There is nothing sexier to me than a guy who is proud of who he is and is world cultured.

I’m Russian, but I’ve never dated a Russian guy. They’re not my type. I’m not into Blonde guys either. I really like Italian, Arabic, and guys who have mixed cultures (half white, half latino for example)....

There’s nothing hotter to me than a man who is proud of his race, speaks the language, introduces me to the music, and is well read on his Country. It’s just sexy to me.

Not proud to the point of ARROGANCE, but I love learning about different cultures anyway.

A guy who is proud of who they are, PLUS loves learning about other cultures is a plus to me.

partyrock's avatar

I wasn’t always happy being a girl, Russian, petite, having big eyes, or other traits that I couldn’t really help.. but the older I get I become comfortable in my skin. It’s who I am, but I’m not ignorant nor arrogant.

I think it would be a VERY sad world if people didn’t have pride in their race, country, sex, or who they were.

It’s broad, but there is a HEALTHY AMOUNT to anything….

So one can be proud of their culture, BUT still love other cultures too of course, and open minded :)

Adirondackwannabe's avatar

@partyrock “Frog eyes?” They’re beautiful. Another jelly mentioned them to me so I went to your avatar and looked. Amazing.

OpryLeigh's avatar

I don’t know if this is the same thing as what you are talking about but I live in a part of England that has quite a strong regional accent. When I was younger I would try really hard not to speak with that accent even though it was what came naturally because I felt it made me sound “common”. Instead I would try to speak with a more stereotypical “BBC British” accent. However, that act became harder and harder to keep up. One day I realised that most of my friends and my boyfriend all have the same regional accent so who was I kidding? Now I don’t try and cover it up and have even said on a number of occassions that I am “proud” to have the accent I do. It’s not an achievement at all but it is a part of myself that I quite like.

I think, when people say they are “proud” to belong to a certain ethnicity or culture, they are really just expressing their enjoyment of that part of their lives.

HungryGuy's avatar

I’m of Irish descent. I don’t know if “pride” is the right word, but I’m grateful that’s what I was born as. This may be a stereotype, but I’ve heard that Irish people tend to have good health throughout their lives. If so, I’m fortunate for that.

Of course, minority people (at one time, the Irish were an oppressed minority) go out of their way to show pride in their heritage (black pride, gay pride, etc., etc.), and I see nothing wrong with that. It’s healthy actually, as long as it doesn’t turn into hatred for everyone not of your heritage.

Paradox25's avatar

This is a very good question and I’ve gotten into several arguments with others, in person, about this. I don’t accept the fact that I’m a guy who happens to be paradox25, but rather I accept that I’m paradox25 whom just happens to be a guy. Even as a kid growing up I could never fanthom why so many of my male peers held to the mindset of ‘being masculine’ or ‘it’s a guy thing you girly a-hole’ to my face when I would question certain behaviors that seemed stupid and pointless to me.

I have the same philosophy when it comes to my eastern European descent and heritage.
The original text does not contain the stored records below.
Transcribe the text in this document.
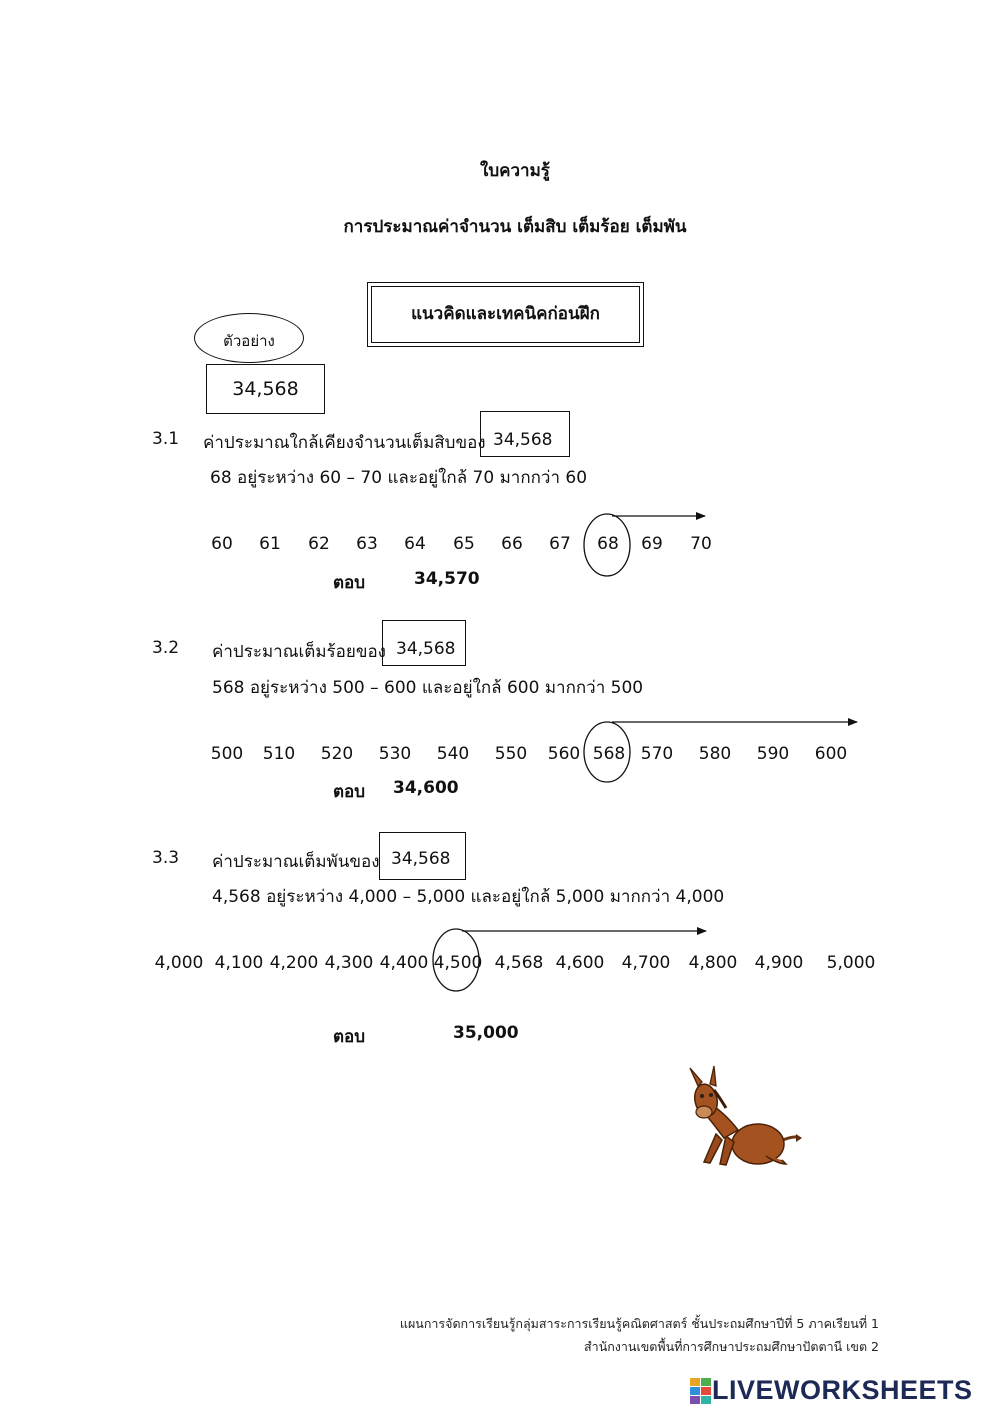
ใบความรู้
การประมาณค่าจำนวน เต็มสิบ เต็มร้อย เต็มพัน
แนวคิดและเทคนิคก่อนฝึก
ตัวอย่าง
34,568
3.1 ค่าประมาณใกล้เคียงจำนวนเต็มสิบของ 34,568
68 อยู่ระหว่าง 60 – 70 และอยู่ใกล้ 70 มากกว่า 60
60 61 62 63 64 65 66 67 68 69 70
ตอบ	34,570
3.2 ค่าประมาณเต็มร้อยของ 34,568
568 อยู่ระหว่าง 500 – 600 และอยู่ใกล้ 600 มากกว่า 500
500 510 520 530 540 550 560 568 570 580 590 600
ตอบ 34,600
3.3 ค่าประมาณเต็มพันของ 34,568
4,568 อยู่ระหว่าง 4,000 – 5,000 และอยู่ใกล้ 5,000 มากกว่า 4,000
4,000 4,100 4,200 4,300 4,400 4,500 4,568 4,600 4,700 4,800 4,900 5,000
ตอบ	35,000
แผนการจัดการเรียนรู้กลุ่มสาระการเรียนรู้คณิตศาสตร์ ชั้นประถมศึกษาปีที่ 5 ภาคเรียนที่ 1
สำนักงานเขตพื้นที่การศึกษาประถมศึกษาปัตตานี เขต 2
LIVEWORKSHEETS
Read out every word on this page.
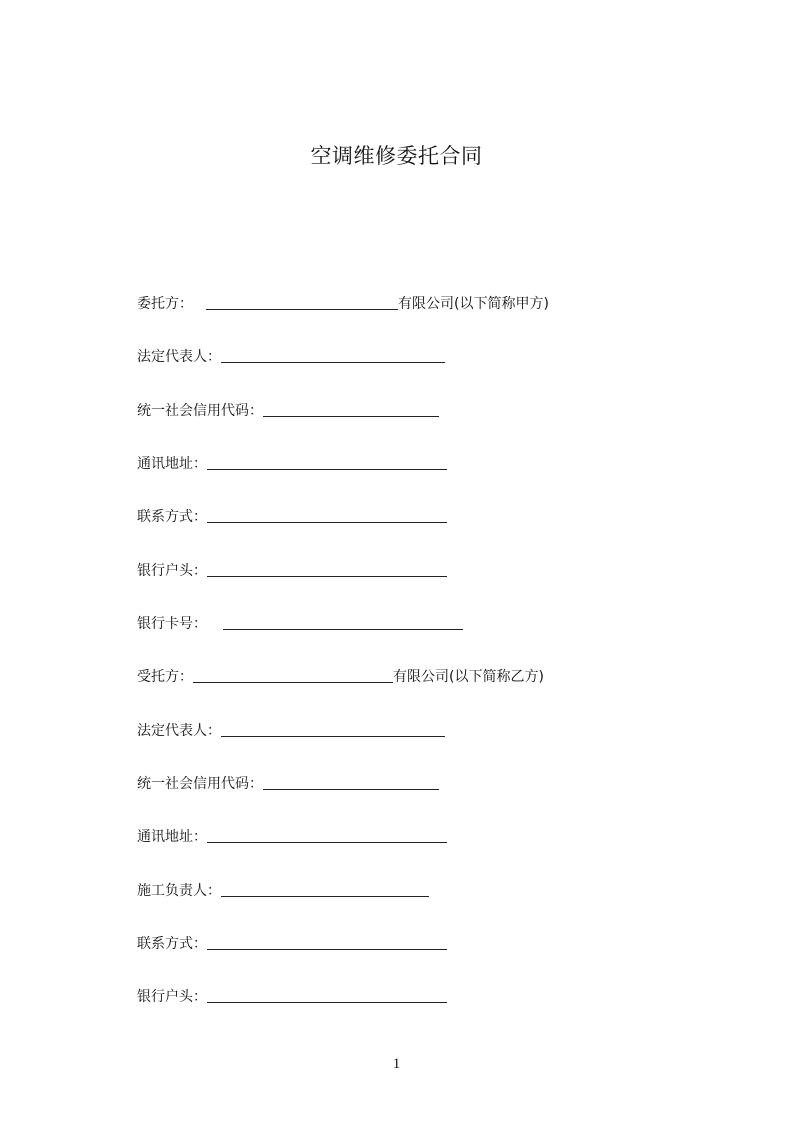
空调维修委托合同
委托方：	有限公司(以下简称甲方)
法定代表人：
统一社会信用代码：
通讯地址：
联系方式：
银行户头：
银行卡号：
受托方：	有限公司(以下简称乙方)
法定代表人：
统一社会信用代码：
通讯地址：
施工负责人：
联系方式：
银行户头：
1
I only bring these up when others specifically ask but outside of that these culture oriented things just do not cross my mind very often. However I’m not going to demonize myself or be made to feel guilty about my heritage or race due to political correctness either.
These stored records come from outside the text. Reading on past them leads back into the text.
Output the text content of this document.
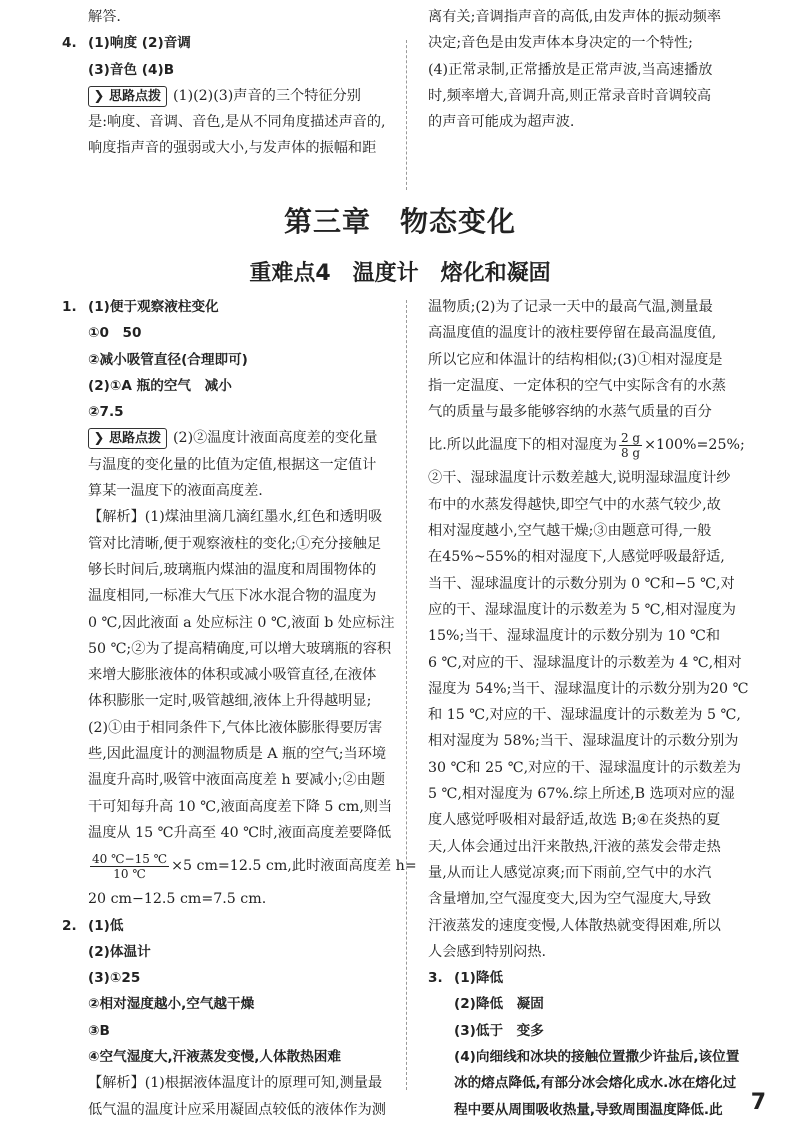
解答.

4. (1)响度 (2)音调

(3)音色 (4)B

❯ 思路点拨 (1)(2)(3)声音的三个特征分别

是:响度、音调、音色,是从不同角度描述声音的,

响度指声音的强弱或大小,与发声体的振幅和距

离有关;音调指声音的高低,由发声体的振动频率

决定;音色是由发声体本身决定的一个特性;

(4)正常录制,正常播放是正常声波,当高速播放

时,频率增大,音调升高,则正常录音时音调较高

的声音可能成为超声波.

第三章　物态变化
重难点4　温度计　熔化和凝固

1. (1)便于观察液柱变化

①0　50

②减小吸管直径(合理即可)

(2)①A 瓶的空气　减小

②7.5

❯ 思路点拨 (2)②温度计液面高度差的变化量

与温度的变化量的比值为定值,根据这一定值计

算某一温度下的液面高度差.

【解析】(1)煤油里滴几滴红墨水,红色和透明吸

管对比清晰,便于观察液柱的变化;①充分接触足

够长时间后,玻璃瓶内煤油的温度和周围物体的

温度相同,一标准大气压下冰水混合物的温度为

0 ℃,因此液面 a 处应标注 0 ℃,液面 b 处应标注

50 ℃;②为了提高精确度,可以增大玻璃瓶的容积

来增大膨胀液体的体积或减小吸管直径,在液体

体积膨胀一定时,吸管越细,液体上升得越明显;

(2)①由于相同条件下,气体比液体膨胀得要厉害

些,因此温度计的测温物质是 A 瓶的空气;当环境

温度升高时,吸管中液面高度差 h 要减小;②由题

干可知每升高 10 ℃,液面高度差下降 5 cm,则当

温度从 15 ℃升高至 40 ℃时,液面高度差要降低

$\frac{40 ℃-15 ℃}{10 ℃} \times 5$ cm=12.5 cm,此时液面高度差 h=

20 cm−12.5 cm=7.5 cm.

2. (1)低

(2)体温计

(3)①25

②相对湿度越小,空气越干燥

③B

④空气湿度大,汗液蒸发变慢,人体散热困难

【解析】(1)根据液体温度计的原理可知,测量最

低气温的温度计应采用凝固点较低的液体作为测

温物质;(2)为了记录一天中的最高气温,测量最

高温度值的温度计的液柱要停留在最高温度值,

所以它应和体温计的结构相似;(3)①相对湿度是

指一定温度、一定体积的空气中实际含有的水蒸

气的质量与最多能够容纳的水蒸气质量的百分

比.所以此温度下的相对湿度为 $\frac{2 g}{8 g} \times 100\%=25\%$;

②干、湿球温度计示数差越大,说明湿球温度计纱

布中的水蒸发得越快,即空气中的水蒸气较少,故

相对湿度越小,空气越干燥;③由题意可得,一般

在45%~55%的相对湿度下,人感觉呼吸最舒适,

当干、湿球温度计的示数分别为 0 ℃和−5 ℃,对

应的干、湿球温度计的示数差为 5 ℃,相对湿度为

15%;当干、湿球温度计的示数分别为 10 ℃和

6 ℃,对应的干、湿球温度计的示数差为 4 ℃,相对

湿度为 54%;当干、湿球温度计的示数分别为20 ℃

和 15 ℃,对应的干、湿球温度计的示数差为 5 ℃,

相对湿度为 58%;当干、湿球温度计的示数分别为

30 ℃和 25 ℃,对应的干、湿球温度计的示数差为

5 ℃,相对湿度为 67%.综上所述,B 选项对应的湿

度人感觉呼吸相对最舒适,故选 B;④在炎热的夏

天,人体会通过出汗来散热,汗液的蒸发会带走热

量,从而让人感觉凉爽;而下雨前,空气中的水汽

含量增加,空气湿度变大,因为空气湿度大,导致

汗液蒸发的速度变慢,人体散热就变得困难,所以

人会感到特别闷热.

3. (1)降低

(2)降低　凝固

(3)低于　变多

(4)向细线和冰块的接触位置撒少许盐后,该位置

冰的熔点降低,有部分冰会熔化成水.冰在熔化过

程中要从周围吸收热量,导致周围温度降低.此	7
I’m pretty much hard wired to be happy with myself by my own acheivements, and then again only by those specific ones that I was truly motivated to really accomplish by my own freewill and individual interests. I also take even more pride in how I try to help and treat others respectfully. Race, gender and culture were pretty much always nonexistent concepts for me personally, especially as I’ve gotten older. I can’t answer why others would hold those three things in such high regards either. Conformist mindsets I suppose.

mattbrowne's avatar

It only makes sense for culture. For example a positive culture of learning and equal opportunities.